Auf dem 28. Hämophiliesymposium im November 1997 in Hamburg
wurde von Experten festgestellt, daß eine Interferon-Therapie
nur in einem relativ frühen Stadium der Erkrankung zu einem
dauerhaften Erfolg führt. Es wurde wiederholt beobachtet,
daß der Erfolgsquotient bei jungen Patienten unter 40 Jahren
mit kurzer Krankheitsdauer und niedrigen Leberwerten sehr viel
höher ist als bei älteren Patienten mit einer chronisch
geschädigten Leber und hohen Leberwerten. Untersuchungen haben
auch gezeigt, daß eine Behandlung nach spätestens drei
Monaten abgebrochen werden soll, wenn nach diesem Zeitraum keine
spürbare Besserungstendenz in den Leberwerten feststellbar
ist.
Um einen genauen Grad der Schädigung der Leber feststellen zu
können und auch um die spätere Behandlung mit Interferon
abstimmen zu können, ist in jedem Falle eine Leberbiopsie oder
auch eine Leberlaparaskopie angezeigt. Während in
früheren Jahren häufiger die Laparoskopie
(Bauchspiegelung mit Entnahme von Gewebe unter Sicht)
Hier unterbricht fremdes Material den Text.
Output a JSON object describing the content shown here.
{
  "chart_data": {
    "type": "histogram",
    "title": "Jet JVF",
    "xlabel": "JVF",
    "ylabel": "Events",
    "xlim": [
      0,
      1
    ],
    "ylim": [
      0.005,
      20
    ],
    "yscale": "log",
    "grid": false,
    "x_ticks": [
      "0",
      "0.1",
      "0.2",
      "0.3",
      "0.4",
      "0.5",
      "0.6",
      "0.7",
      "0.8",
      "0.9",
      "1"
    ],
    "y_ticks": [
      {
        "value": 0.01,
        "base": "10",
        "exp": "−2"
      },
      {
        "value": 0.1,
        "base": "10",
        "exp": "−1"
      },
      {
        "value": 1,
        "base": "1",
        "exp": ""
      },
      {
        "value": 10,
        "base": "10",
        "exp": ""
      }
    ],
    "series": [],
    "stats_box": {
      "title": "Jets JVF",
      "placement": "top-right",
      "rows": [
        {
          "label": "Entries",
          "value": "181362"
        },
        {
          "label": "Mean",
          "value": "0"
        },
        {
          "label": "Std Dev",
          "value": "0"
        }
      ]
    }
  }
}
durchgeführt wurde, beschränken sich die
Leberspezialisten heute hauptsächlich auf die Biopsie
(Blindpunktion). Hierbei wird dem Patienten am rechten Rippenbogen
eine dünne Kanüle eingeführt und eine Gewebeprobe
entnommen. Die günstigste Punktionsstelle wird vorher durch
eine Ultraschalluntersuchung festgelegt. Die Biopsie kann heute in
den meisten Fällen ambulant durchgeführt werden und ist
für den Patienten bis auf den Einstich der lokalen
Betäubungsspritze schmerzfrei. Nach dem Eingriff muß der
Patient ca. 6 Stunden Bettruhe einhalten und die Punktionsstelle
mit einem Sandsack beschweren, um Nachblutungen zu vermeiden.
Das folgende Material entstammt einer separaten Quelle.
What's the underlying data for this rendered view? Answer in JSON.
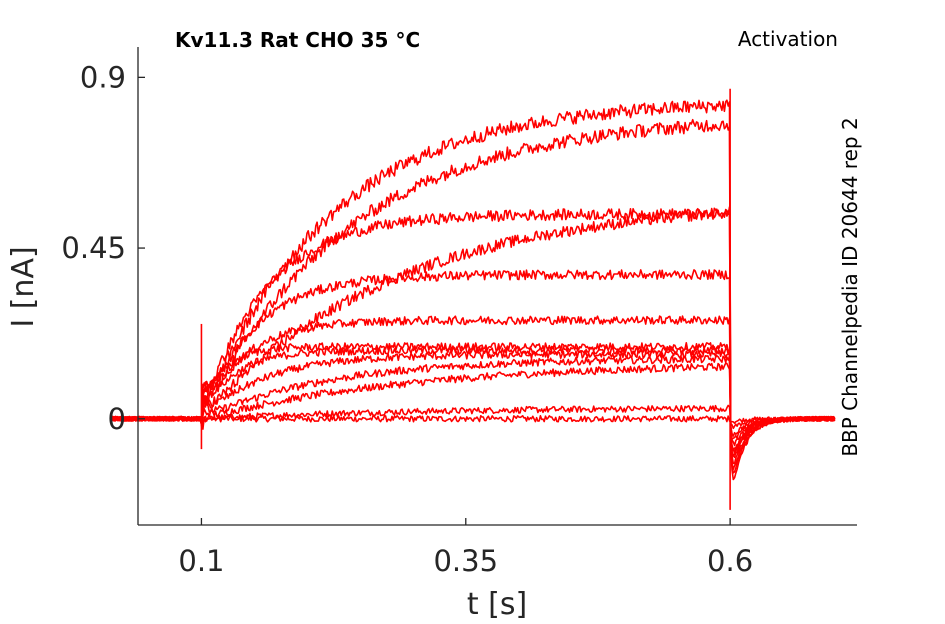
{
  "chart_data": {
    "type": "line",
    "title": "Kv11.3  Rat  CHO  35 °C",
    "subtitle": "Activation",
    "side_annotation": "BBP Channelpedia ID 20644 rep 2",
    "xlabel": "t [s]",
    "ylabel": "I [nA]",
    "xlim": [
      0.04,
      0.72
    ],
    "ylim": [
      -0.28,
      0.98
    ],
    "xticks": [
      0.1,
      0.35,
      0.6
    ],
    "xtick_labels": [
      "0.1",
      "0.35",
      "0.6"
    ],
    "yticks": [
      0,
      0.45,
      0.9
    ],
    "ytick_labels": [
      "0",
      "0.45",
      "0.9"
    ],
    "grid": false,
    "line_color": "#ff0000",
    "stimulus": {
      "onset": 0.1,
      "offset": 0.6,
      "trace_start": 0.015,
      "trace_end": 0.7
    },
    "series": [
      {
        "steady": 0.0,
        "tau": 0.05,
        "peak": 0.0,
        "tail": -0.01
      },
      {
        "steady": 0.03,
        "tau": 0.2,
        "peak": 0.0,
        "tail": -0.03
      },
      {
        "steady": 0.15,
        "tau": 0.2,
        "peak": 0.03,
        "tail": -0.06
      },
      {
        "steady": 0.16,
        "tau": 0.12,
        "peak": 0.05,
        "tail": -0.08
      },
      {
        "steady": 0.17,
        "tau": 0.06,
        "peak": 0.08,
        "tail": -0.1
      },
      {
        "steady": 0.18,
        "tau": 0.03,
        "peak": 0.1,
        "tail": -0.12
      },
      {
        "steady": 0.19,
        "tau": 0.02,
        "peak": 0.12,
        "tail": -0.13
      },
      {
        "steady": 0.26,
        "tau": 0.04,
        "peak": 0.12,
        "tail": -0.14
      },
      {
        "steady": 0.38,
        "tau": 0.05,
        "peak": 0.1,
        "tail": -0.15
      },
      {
        "steady": 0.54,
        "tau": 0.06,
        "peak": 0.08,
        "tail": -0.17
      },
      {
        "steady": 0.58,
        "tau": 0.18,
        "peak": 0.06,
        "tail": -0.19
      },
      {
        "steady": 0.8,
        "tau": 0.14,
        "peak": 0.05,
        "tail": -0.21
      },
      {
        "steady": 0.84,
        "tau": 0.12,
        "peak": 0.04,
        "tail": -0.23
      }
    ]
  }
}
Für den hämophilen Patienten ergeben sich aus der
Biopsie einige Einschränkungen, die teilweise als belastend
empfunden werden. So ist in der Regel ein dreitägiger
stationärer Aufenthalt notwendig, außerdem wird eine
erhöhte Substitution mit Gerinnungsfaktoren für einen
Zeitraum von etwa 14 Tagen notwendig.
Zusammenfassung:
- Die Hepatitis C ist aufgrund ihres langen und chronischen
Verlaufs eine sehr ernst zu nehmende Erkrankung.
- Die Infektion erfolgt offensichtlich durch
Blutübertragungen oder in früheren Jahren durch Gabe von
Faktorenkonzentraten.
- Die anfänglich akute Hepatitis C heilt in nur 10 - 20%
nach etwa sechs Monaten völlig aus und geht bei fast 80% der
Patienten in die chronische Verlaufsform über.
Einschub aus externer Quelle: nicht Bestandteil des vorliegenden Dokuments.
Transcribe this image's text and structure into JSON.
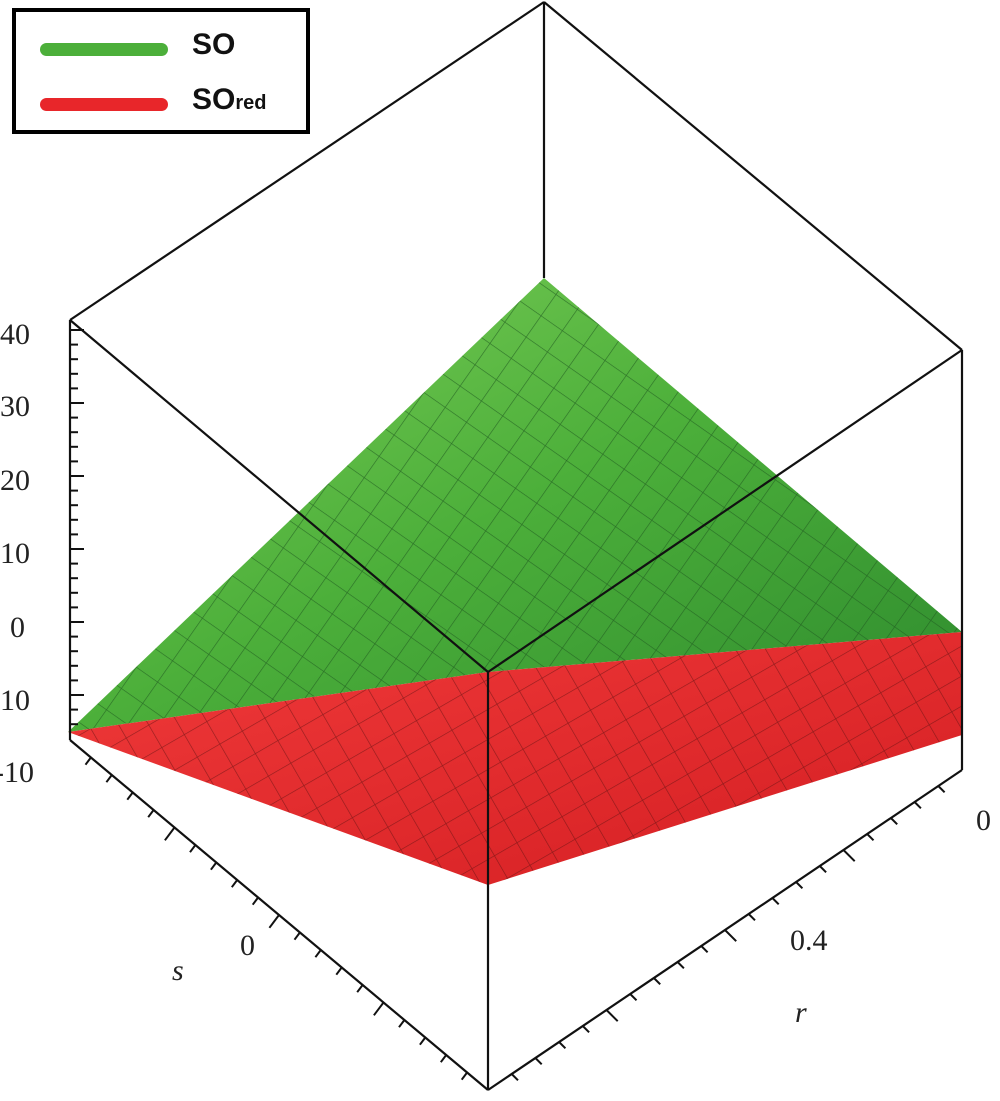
{
  "chart_data": {
    "type": "surface3d",
    "title": "",
    "legend": {
      "placement": "top-left",
      "entries": [
        {
          "name": "SO",
          "color": "#4caf3a"
        },
        {
          "name": "SO",
          "subscript": "red",
          "color": "#e8262a"
        }
      ]
    },
    "axes": {
      "z": {
        "label": "",
        "ticks": [
          "40",
          "30",
          "20",
          "10",
          "0",
          "10",
          "-10"
        ]
      },
      "s": {
        "label": "s",
        "ticks": [
          "0"
        ]
      },
      "r": {
        "label": "r",
        "ticks": [
          "0",
          "0.4"
        ]
      }
    },
    "series": [
      {
        "name": "SO",
        "color": "#4caf3a",
        "corners_z": {
          "far": 40,
          "left": -15,
          "right": 0,
          "near": -15
        }
      },
      {
        "name": "SO_red",
        "color": "#e8262a",
        "corners_z": {
          "far": -15,
          "left": -15,
          "right": -15,
          "near": -45
        }
      }
    ]
  }
}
- Etwa 15 - 20% der chronisch Kranken entwickeln nach etwa 15 -
20 Jahren eine Leberzirrhose oder sogar ein Karzinom
(Leberkrebs).
- Bei Spätformen der Leberzirrhose werden häufig
Krampfadern und Blutungen beobachtet. Schwere körperliche
Anstrengungen sollten in dieser Phase unterbleiben.
- Bei den meisten Erkrankten werden keine erheblichen
Beeinträchtigungen der Leistungsfähigkeit oder
gesundheitliche Störungen beobachtet, der Erkrankte kann in
aller Regel beruflich und sportlich voll aktiv sein. Er sollte sich
so verhalten, wie er sich fühlt und sich Ruhe gönnen,
wenn der Körper dies verlangt.
- Eine gesunde Lebensweise trägt erheblich zu einem
beschwerdearmen Krankheitsverlauf bei. Vitaminreiche Kost ist von
Vorteil.
- Jeder Patient sollte im eigenen Interesse unbedingt auf den
Alkoholgenuß verzichten oder zumindest nach
Alkoholgenuß eine längere abstinente Phase zur Erholung
der Leber einlegen.
- Es stehen weder ein HCV-Immunglobulin noch ein aktiver
Impfstoff als Behandlungsmöglichkeit zur Verfügung.
Die einzige zur Zeit verfügbare Behandlungsmethode ist die
Interferontherapie, die allerdings nur in einem frühen
Krankheitsstadium zur völligen Ausheilung führen kann
(ca. 25% der Patienten, die früh behandelt werden).
- Sollten sich innerhalb von drei Monaten nach Behandlungsbeginn
keine wesentlichen Verbesserungen der Leberwerte gezeigt haben,
wird die Behandlung in der Regel abgebrochen.